Felix C. Stegerman, Softwareentwickler und Teil der Freiwilligengruppe
rund um die CovPass-App erklärt: "Ich möchte sicherstellen, dass jeder
öffentlich finanzierte Apps nutzen kann, damit wir die Pandemie
bekämpfen können. Es ist traurig, dass die Prozesse einiger dieser
öffentlich finanzierten Apps externe Verbesserungen erschweren oder gar
blockieren, anstatt gemeinsam an Verbesserungen zu arbeiten. Mehr
Verwaltungen sollten dem Beispiel der Entwickler der Schweizer COVID-
Zertifikats-App folgen."  Matthias Kirschner, Präsident der Free
Software Foundation Europe äußert sich: "Einmal mehr übernehmen
Freiwillige die Aufgaben von Regierungen und Verwaltungen, um Corona-
Apps für alle zugänglich zu machen. Die FSFE dankt @jugendhacker,
@mythsunwind, @rugk, @tzugen, Felix C. Stegerman und Marcus Hoffmann für
ihre entscheidende Arbeit im Kampf gegen die Pandemie. Aber es sollte
nicht an Freiwilligen liegen, diese Aufgabe zu erledigen: Wir fordern
die Regierung auf, ihre Praktiken schnell zu ändern und sicherzustellen,
dass alle die Anwendungen von Anfang an ohne Einschränkungen nutzen
kann. Außerdem sollte sichergestellt werden, dass die Lösungen als Freie
Software veröffentlicht werden, sodass sie von anderen Institutionen auf
der ganzen Welt wiederverwendet und angepasst werden können."   Seit
Beginn der Corona-Krise hat die FSFE gefordert, dass alle Apps, die zur
Bewältigung der Krise veröffentlicht werden, Freie Software sein müssen.
Nur Freie Software bietet genügend Transparenz, um einen vollständigen
Datenschutz und eine gesetzeskonforme Nutzung zu gewährleisten; so kann
Vertrauen geschaffen werden. Außerdem brauchen globale Probleme globale
Lösungen, und nur Freie Software ermöglicht die Entwicklung von globalem
Code in einer rechtssicheren kooperativen Umgebung. Jede proprietäre
Lösung wird unweigerlich zu unzähligen Insellösungen führen und damit
Energie und Zeit verschwenden. Neben der globalen Zusammenarbeit
ermöglichen Lizenzen für Freie Software die gemeinsame Nutzung von Code
in jeder Rechtsordnung und für jedes Gerät.

Zur Diskussion [2]

 1: https://f-droid.org/packages/de.rki.covpass.app/
 2: https://community.fsfe.org/t/720

  == Über die Free Software Foundation Europe ==

  Die Free Software Foundation Europe ist ein gemeinnütziger Verein, der
  Menschen im selbstbestimmten Umgang mit Technik unterstützt.

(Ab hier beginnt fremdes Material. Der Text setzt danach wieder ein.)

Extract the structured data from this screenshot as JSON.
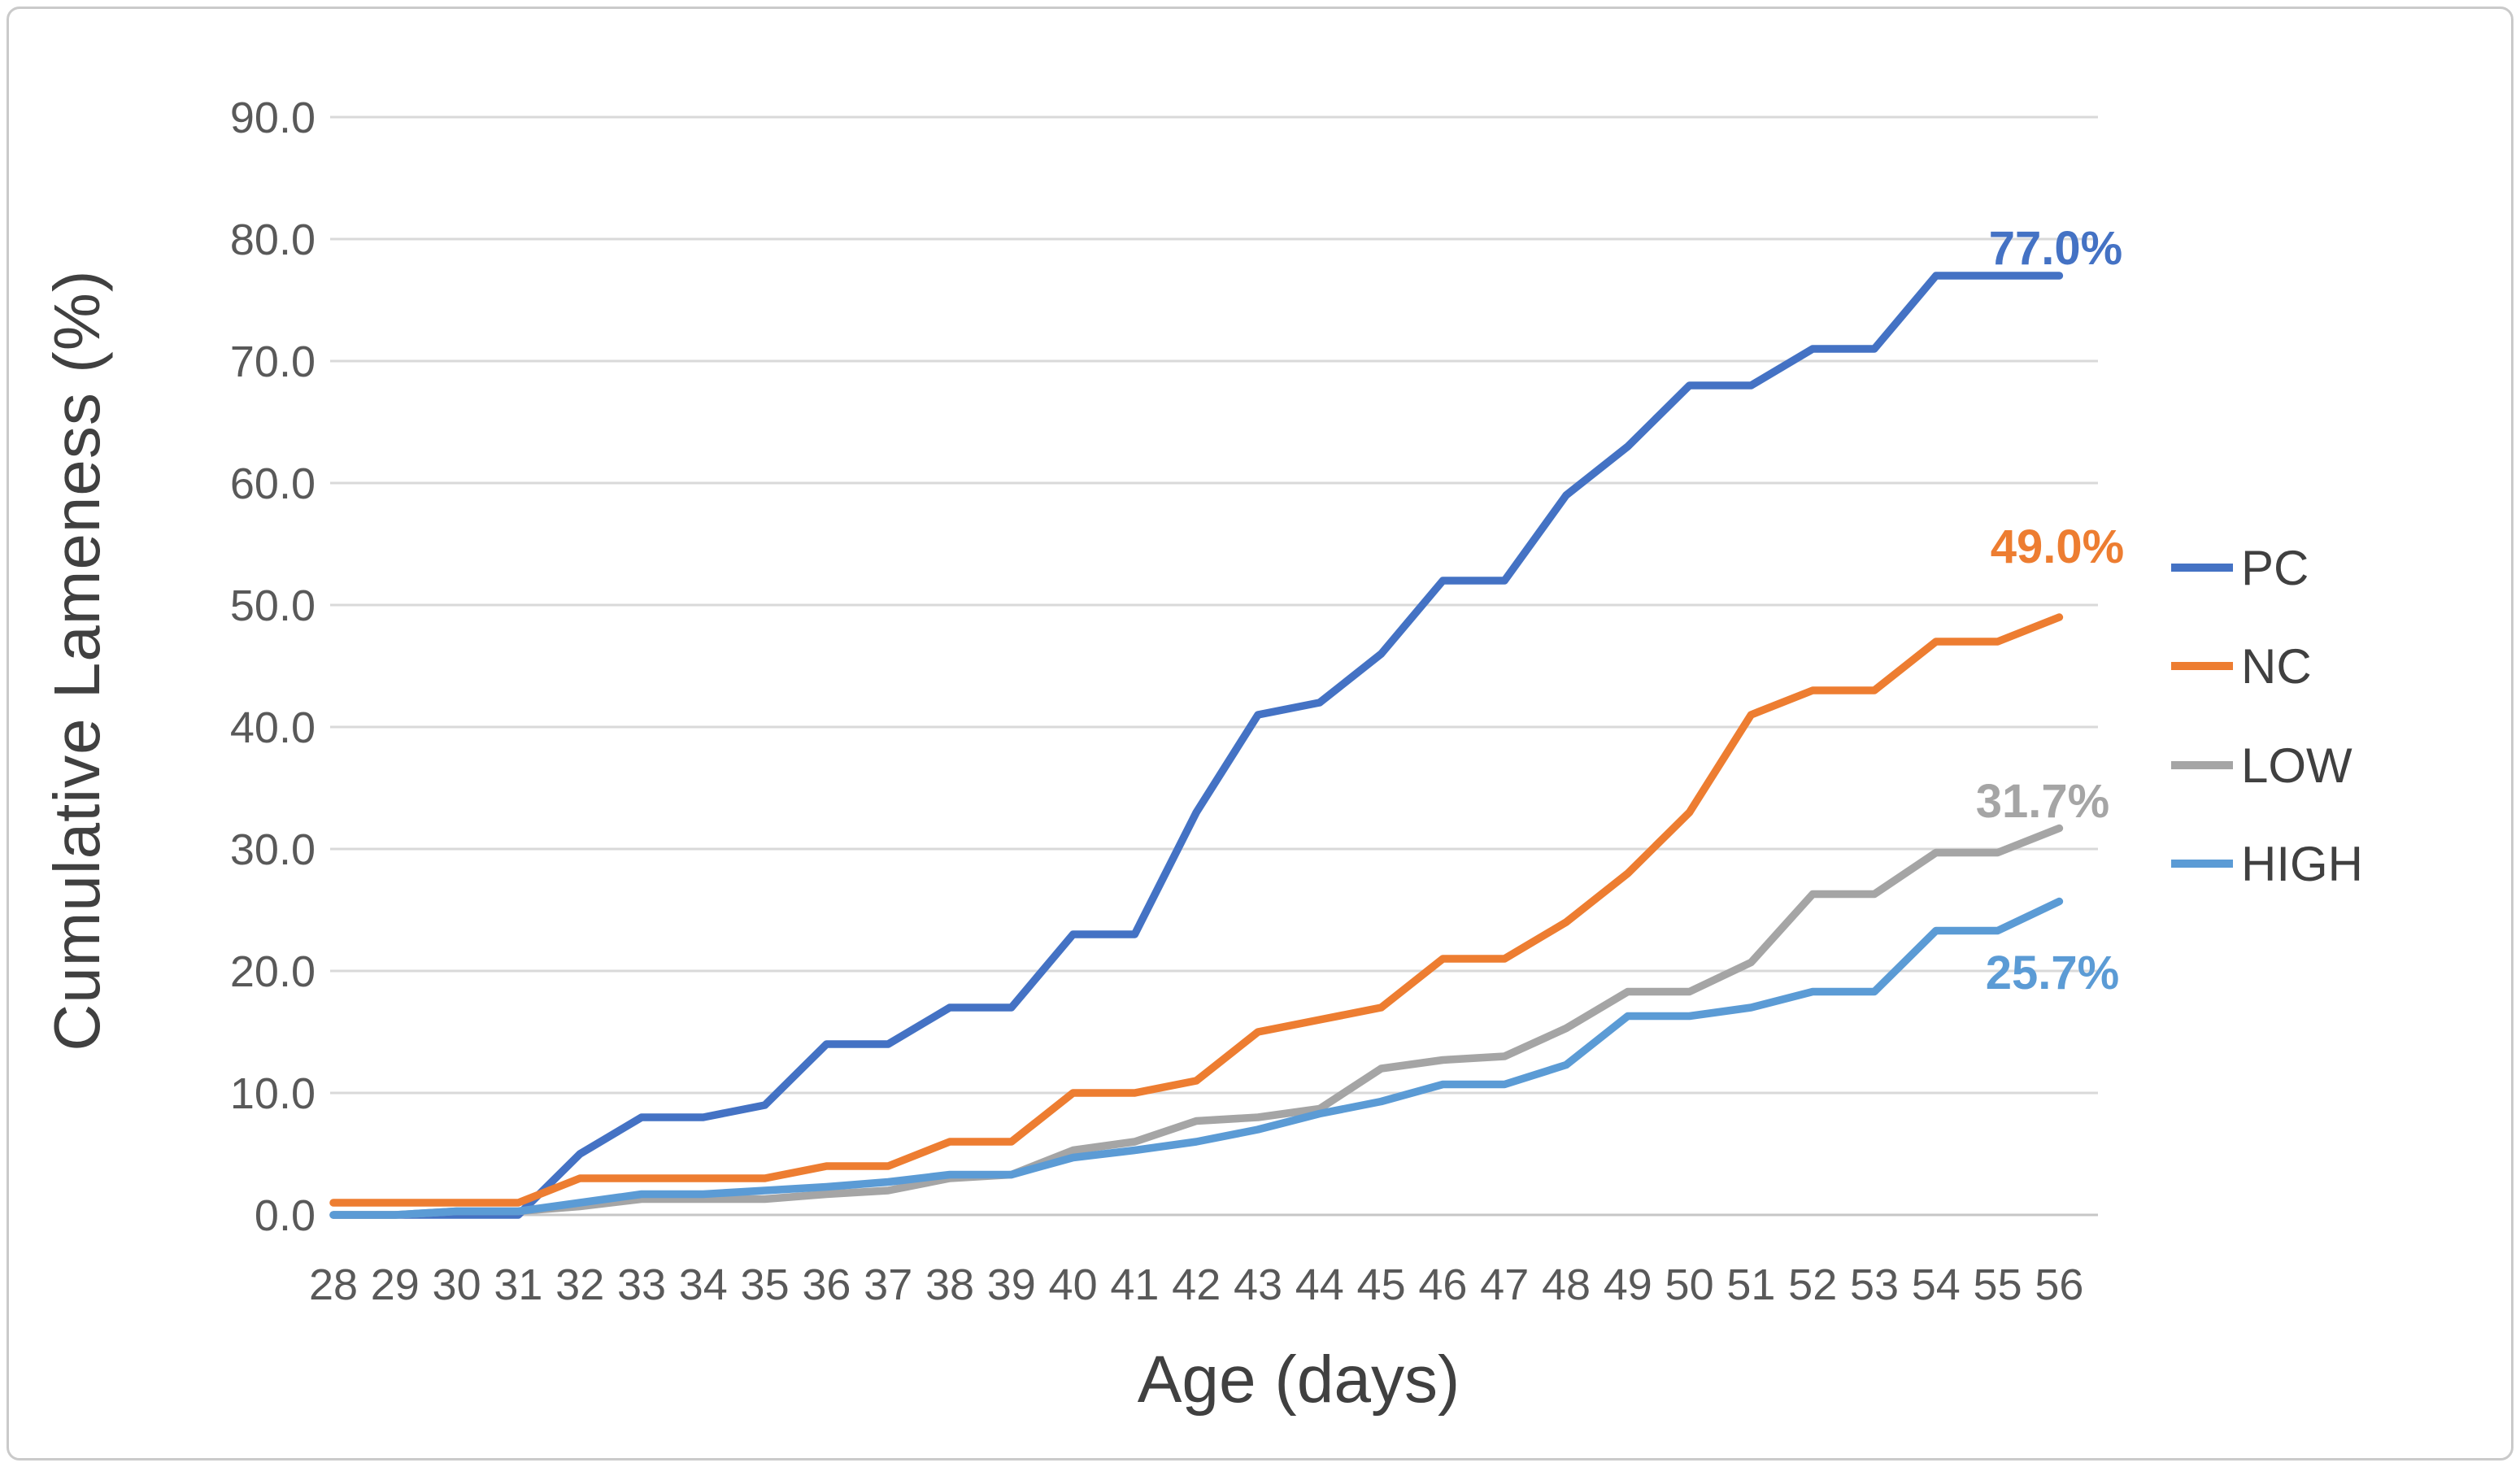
{
  "figure": {
    "background": "#ffffff",
    "border_color": "#cacaca"
  },
  "chart_data": {
    "type": "line",
    "title": "",
    "xlabel": "Age (days)",
    "ylabel": "Cumulative Lameness (%)",
    "x": [
      28,
      29,
      30,
      31,
      32,
      33,
      34,
      35,
      36,
      37,
      38,
      39,
      40,
      41,
      42,
      43,
      44,
      45,
      46,
      47,
      48,
      49,
      50,
      51,
      52,
      53,
      54,
      55,
      56
    ],
    "ylim": [
      0,
      90
    ],
    "yticks": [
      0,
      10,
      20,
      30,
      40,
      50,
      60,
      70,
      80,
      90
    ],
    "ytick_labels": [
      "0.0",
      "10.0",
      "20.0",
      "30.0",
      "40.0",
      "50.0",
      "60.0",
      "70.0",
      "80.0",
      "90.0"
    ],
    "grid": true,
    "gridline_color": "#d9d9d9",
    "axis_text_color": "#595959",
    "legend_position": "right",
    "series": [
      {
        "name": "PC",
        "color": "#4472C4",
        "end_label": "77.0%",
        "values": [
          0,
          0,
          0,
          0,
          5,
          8,
          8,
          9,
          14,
          14,
          17,
          17,
          23,
          23,
          33,
          41,
          42,
          46,
          52,
          52,
          59,
          63,
          68,
          68,
          71,
          71,
          77,
          77,
          77
        ]
      },
      {
        "name": "NC",
        "color": "#ED7D31",
        "end_label": "49.0%",
        "values": [
          1,
          1,
          1,
          1,
          3,
          3,
          3,
          3,
          4,
          4,
          6,
          6,
          10,
          10,
          11,
          15,
          16,
          17,
          21,
          21,
          24,
          28,
          33,
          41,
          43,
          43,
          47,
          47,
          49
        ]
      },
      {
        "name": "LOW",
        "color": "#A5A5A5",
        "end_label": "31.7%",
        "values": [
          0,
          0,
          0.3,
          0.3,
          0.7,
          1.3,
          1.3,
          1.3,
          1.7,
          2,
          3,
          3.3,
          5.3,
          6,
          7.7,
          8,
          8.7,
          12,
          12.7,
          13,
          15.3,
          18.3,
          18.3,
          20.7,
          26.3,
          26.3,
          29.7,
          29.7,
          31.7
        ]
      },
      {
        "name": "HIGH",
        "color": "#5B9BD5",
        "end_label": "25.7%",
        "values": [
          0,
          0,
          0.3,
          0.3,
          1,
          1.7,
          1.7,
          2,
          2.3,
          2.7,
          3.3,
          3.3,
          4.7,
          5.3,
          6,
          7,
          8.3,
          9.3,
          10.7,
          10.7,
          12.3,
          16.3,
          16.3,
          17,
          18.3,
          18.3,
          23.3,
          23.3,
          25.7
        ]
      }
    ]
  }
}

Software
  beeinflusst sämtliche Bereiche unseres Lebens. Es ist wichtig, dass
  diese Technik uns hilft, statt uns einzuschränken. Freie Software gibt
  allen das Recht, Programme für jeden Zweck zu verwenden, zu verstehen,
  zu verbreiten und zu verbessern. Diese Freiheiten stärken andere
  Grundrechte wie die Redefreiheit, die Pressefreiheit und das Recht auf
  Privatsphäre.

  Die FSFE hilft Menschen und Organisationen dabei, zu verstehen, wie
  Freie Software zu Freiheit, Transparenz und Selbstbestimmung beiträgt.
  Sie stärkt Nutzerrechte, indem sie Hürden für den Einsatz Freier
  Software beseitigt, ermutigt Menschen zum Einsatz und zur Entwicklung
  Freier Software, und stellt Ressourcen für alle bereit, die Freie
  Software in Europa voranbringen wollen.